Eastern Washington water projects
Our water supply and environmental enhancement projects are helping to ease water conflicts in Eastern Washington. We're responding to decades of competition for water that stymied new development and threatened several fish species listed as endangered in the Columbia River Basin.
We are implementing integrated water solutions to meet current needs and future demands. We're seeking resiliency in the face of drought and climate change. Our projects are making water available for municipal, domestic, and agricultural purposes.
We're promoting water exchanges and efficiencies, exploring storage, and protecting and improving water supplies and water quality. We're releasing water, constructing passage and implementing habitat improvements where fish need it most.
Columbia River near Vantage, WA
Columbia Basin Water Project priorities
In 2006, bipartisan legislation was passed establishing the Columbia River Water Management Program to aggressively pursue water supplies that meet all water needs in Eastern Washington.
Our projects tap into stored water from existing reservoirs, improve and build needed infrastructure, and restore habitat and develop enhanced water conservation projects to make water available for:
- Farmers in the Odessa subarea, vineyards on Red Mountain, and throughout Eastern Washington.
- Fish migration and habitat in the Methow and Yakima river basins and other tributaries.
- Communities up and down the Columbia River system, including Bridgeport, Pasco, Pateros, Twisp, White Salmon, and Yakima.
Learn more about our Columbia River projects.
The first sockeye salmon hatched in the Yakima Basin in a century return to spawn in the Cle Elum River. The Yakima Integrated Plan provides increased streamflows, habitat improvements, and passage for fish in addition to increasing water supply for farms and communities.
Yakima Basin integrated water solutions
Projects developed under the Yakima River Basin Integrated Water Management Plan work to enhance the water needs of a top agricultural-producing region and important fish-bearing watershed in Washington.
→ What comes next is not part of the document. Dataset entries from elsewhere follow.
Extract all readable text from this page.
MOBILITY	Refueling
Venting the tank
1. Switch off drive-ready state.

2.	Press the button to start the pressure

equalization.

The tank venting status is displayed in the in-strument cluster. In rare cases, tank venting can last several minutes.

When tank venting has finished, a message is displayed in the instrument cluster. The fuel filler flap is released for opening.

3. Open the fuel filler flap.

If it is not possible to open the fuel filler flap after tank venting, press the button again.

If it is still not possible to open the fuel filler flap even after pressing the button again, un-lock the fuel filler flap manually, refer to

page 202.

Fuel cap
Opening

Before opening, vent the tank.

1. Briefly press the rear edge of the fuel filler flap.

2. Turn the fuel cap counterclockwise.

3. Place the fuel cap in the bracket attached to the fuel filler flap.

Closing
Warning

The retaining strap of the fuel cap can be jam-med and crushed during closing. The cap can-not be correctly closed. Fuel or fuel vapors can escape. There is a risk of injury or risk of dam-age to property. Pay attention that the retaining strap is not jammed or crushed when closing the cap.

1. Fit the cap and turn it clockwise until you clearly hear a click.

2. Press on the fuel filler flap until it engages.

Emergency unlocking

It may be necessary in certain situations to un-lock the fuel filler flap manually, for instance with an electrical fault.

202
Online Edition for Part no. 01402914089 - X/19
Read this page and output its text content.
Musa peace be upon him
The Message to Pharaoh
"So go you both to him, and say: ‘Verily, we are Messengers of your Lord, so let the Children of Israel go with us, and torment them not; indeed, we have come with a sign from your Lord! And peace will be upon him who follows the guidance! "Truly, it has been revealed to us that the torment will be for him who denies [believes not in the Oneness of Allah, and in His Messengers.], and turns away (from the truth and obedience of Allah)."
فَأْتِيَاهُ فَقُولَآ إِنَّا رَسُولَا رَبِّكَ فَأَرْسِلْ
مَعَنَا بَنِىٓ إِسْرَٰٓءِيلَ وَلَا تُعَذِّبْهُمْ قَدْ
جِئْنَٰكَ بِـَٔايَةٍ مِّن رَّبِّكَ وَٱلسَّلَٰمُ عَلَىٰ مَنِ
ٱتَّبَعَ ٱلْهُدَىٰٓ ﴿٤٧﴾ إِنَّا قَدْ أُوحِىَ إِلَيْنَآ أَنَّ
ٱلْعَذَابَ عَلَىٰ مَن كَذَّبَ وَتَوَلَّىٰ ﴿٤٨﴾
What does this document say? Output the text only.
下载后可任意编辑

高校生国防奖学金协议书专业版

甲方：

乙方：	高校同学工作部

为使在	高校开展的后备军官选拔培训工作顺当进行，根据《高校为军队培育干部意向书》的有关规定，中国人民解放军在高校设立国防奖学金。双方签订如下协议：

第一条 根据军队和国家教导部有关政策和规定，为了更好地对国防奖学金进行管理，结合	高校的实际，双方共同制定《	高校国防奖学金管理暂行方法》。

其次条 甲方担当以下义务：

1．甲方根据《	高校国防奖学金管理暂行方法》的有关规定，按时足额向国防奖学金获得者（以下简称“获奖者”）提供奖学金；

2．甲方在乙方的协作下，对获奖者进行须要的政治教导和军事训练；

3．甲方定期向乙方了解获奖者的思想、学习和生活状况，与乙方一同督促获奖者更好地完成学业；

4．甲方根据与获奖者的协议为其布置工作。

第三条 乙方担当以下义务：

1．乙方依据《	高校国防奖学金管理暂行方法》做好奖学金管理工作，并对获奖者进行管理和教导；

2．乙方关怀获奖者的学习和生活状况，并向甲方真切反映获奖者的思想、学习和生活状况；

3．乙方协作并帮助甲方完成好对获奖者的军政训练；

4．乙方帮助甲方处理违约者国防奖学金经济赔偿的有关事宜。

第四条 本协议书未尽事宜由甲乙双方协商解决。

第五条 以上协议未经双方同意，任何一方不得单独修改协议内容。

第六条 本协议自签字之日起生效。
Responding to years of drought, fish extinctions, and changing climate, the plan takes a holistic approach to the Yakima basin's water needs, integrating water supply projects with fish and habitat enhancement efforts.
In 2013, the Legislature authorized implementation of the Yakima basin integrated plan, which:
- Supports a $4.5 billion agricultural/food production industry.
- Enhances and restores a vital salmon and steelhead population.
- Provides many recreational activities, such as boating, fishing, hunting, and hiking.
- Protects senior water rights, advances, conservation, water markets, and exchanges.